The preliminary report found that not only did Australia have very high labour costs, but it also suffered from high logistics costs and utility charges. Many of the findings, especially around the fragmented domestic market and difficulties in exporting, have already been widely canvased.
The Commission has been working since October, investigating issues affecting the car manufacturing industry, as well as possible alternatives to government support.
Paul Gollan, associate Dean of Macquarie University’s faculty of business, said while labour costs are known to be high, logistics costs were also a problem.
“Less than half the components are sourced from Australia, so [car manufacturers] are subject to very long supply chains back to China and elsewhere,” he said.
But Professor Remy Davison, from Monash University, criticised the paper for ignoring “the billions of dollars in indirect assistance afforded to the resources, banking and housing sectors”.

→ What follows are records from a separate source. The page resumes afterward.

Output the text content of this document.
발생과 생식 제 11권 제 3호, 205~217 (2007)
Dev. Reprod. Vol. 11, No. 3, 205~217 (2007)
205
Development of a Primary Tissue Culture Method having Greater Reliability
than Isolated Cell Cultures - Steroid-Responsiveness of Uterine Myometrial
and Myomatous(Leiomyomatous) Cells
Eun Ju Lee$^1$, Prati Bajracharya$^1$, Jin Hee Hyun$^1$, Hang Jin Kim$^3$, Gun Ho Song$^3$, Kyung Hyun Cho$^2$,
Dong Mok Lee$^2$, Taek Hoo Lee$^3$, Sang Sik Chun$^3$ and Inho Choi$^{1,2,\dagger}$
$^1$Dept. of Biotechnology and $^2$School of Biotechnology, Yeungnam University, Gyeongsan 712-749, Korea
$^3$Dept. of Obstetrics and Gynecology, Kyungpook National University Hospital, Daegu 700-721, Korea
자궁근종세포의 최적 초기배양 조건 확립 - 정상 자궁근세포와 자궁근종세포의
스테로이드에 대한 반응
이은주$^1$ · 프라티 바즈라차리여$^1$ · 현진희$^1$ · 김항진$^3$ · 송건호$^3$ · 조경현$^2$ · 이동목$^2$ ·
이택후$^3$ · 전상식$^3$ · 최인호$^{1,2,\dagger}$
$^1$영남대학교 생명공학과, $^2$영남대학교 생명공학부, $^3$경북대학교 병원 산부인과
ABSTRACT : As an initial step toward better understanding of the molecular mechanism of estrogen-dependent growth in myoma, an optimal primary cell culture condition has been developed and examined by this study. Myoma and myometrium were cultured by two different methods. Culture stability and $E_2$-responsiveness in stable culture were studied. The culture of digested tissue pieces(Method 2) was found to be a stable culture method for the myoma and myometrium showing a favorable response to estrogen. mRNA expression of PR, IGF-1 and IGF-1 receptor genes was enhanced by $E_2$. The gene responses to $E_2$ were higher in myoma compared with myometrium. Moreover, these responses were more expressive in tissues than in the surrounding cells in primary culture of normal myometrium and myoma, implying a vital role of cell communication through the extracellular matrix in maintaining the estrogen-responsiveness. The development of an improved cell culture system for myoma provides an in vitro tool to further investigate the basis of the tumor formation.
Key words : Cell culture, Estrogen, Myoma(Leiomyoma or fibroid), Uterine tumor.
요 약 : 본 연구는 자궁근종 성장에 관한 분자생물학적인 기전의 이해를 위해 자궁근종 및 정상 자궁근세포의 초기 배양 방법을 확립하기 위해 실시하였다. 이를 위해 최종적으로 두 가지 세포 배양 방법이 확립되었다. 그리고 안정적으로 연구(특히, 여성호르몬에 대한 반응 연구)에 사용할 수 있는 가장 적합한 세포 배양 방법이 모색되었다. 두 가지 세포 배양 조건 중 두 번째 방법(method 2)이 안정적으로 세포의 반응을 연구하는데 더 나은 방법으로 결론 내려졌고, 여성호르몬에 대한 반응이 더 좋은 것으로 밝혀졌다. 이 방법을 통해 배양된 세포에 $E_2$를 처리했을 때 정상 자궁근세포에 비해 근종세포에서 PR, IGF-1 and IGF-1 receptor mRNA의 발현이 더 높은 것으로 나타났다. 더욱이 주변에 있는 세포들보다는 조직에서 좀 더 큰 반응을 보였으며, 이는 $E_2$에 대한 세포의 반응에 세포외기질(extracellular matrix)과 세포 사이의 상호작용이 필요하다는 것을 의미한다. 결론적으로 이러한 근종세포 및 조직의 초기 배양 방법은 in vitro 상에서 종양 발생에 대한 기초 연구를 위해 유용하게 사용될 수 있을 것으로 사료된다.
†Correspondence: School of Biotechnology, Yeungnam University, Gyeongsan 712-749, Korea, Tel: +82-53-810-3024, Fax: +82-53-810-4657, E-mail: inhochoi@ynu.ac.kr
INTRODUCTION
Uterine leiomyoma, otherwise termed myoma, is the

“The Commission’s interim report does not canvas the deleterious impact of the hollowing-out of Australia’s engineering capacity in the absence of the automotive and associated industries, leading to the loss of a domestic skill base,” he said.
The Federal Government had told car manufacturers Holden and Toyota they would have to await the findings of the inquiry before any further funding decisions were taken.
Prime Minister Tony Abbott had promised to reduce industry assistance by A$500 million before the September election.
Less than a day after he had told a Commission hearing that Holden had not made a decision about withdrawing from Australia, the company’s managing director Mike Devereux announced an exit from manufacturing by 2017.
“Had the Holden announcement been held over until 2014 – or if the firm had reached an agreement with the Commonwealth government for further assistance – it is very likely that the Commission’s assessment would have been markedly different,” Professor Davison said.
In its submission to the inquiry, Holden argued “an ongoing private-public partnership was needed in Australia for the automotive manufacturing sector to compete globally”.
The submission urged the government to consider tariffs, subsidies, and tax incentives. “The reality is that countries don’t have an automotive industry without some form of government assistance,” it said.
Barry Burgan, Professor of Business at Torrens University Australia, said he was not surprised at the preliminary findings. “They essentially draw a conclusion that Australia is a high cost nation, and that international forces are moving against a sustainable industry that is based here.”
“The end result is that any support to sustain the industry as it exists are somewhat doomed to failure, to being a waste of money,” he said.
“This is undoubtedly conventional wisdom, though there are some who would disagree strongly and suggest that there is a future outside of the high volume, mass produced market.”
Professor Gollan agreed that opportunities still existed in high value vehicles and in niche markets. “We could produce vehicles that make high profits on a small scale,” he said.
“These could be specialised vehicles like in the mining sector or sports vehicles like in high cost European countries.”
The report found that the difficulties in passenger vehicle manufacturing did not extend to other segments, including truck and bus manufacturing, which had grown and were profitable without government support.
The Commission is due to provide a final report to the Government by the end of March next year.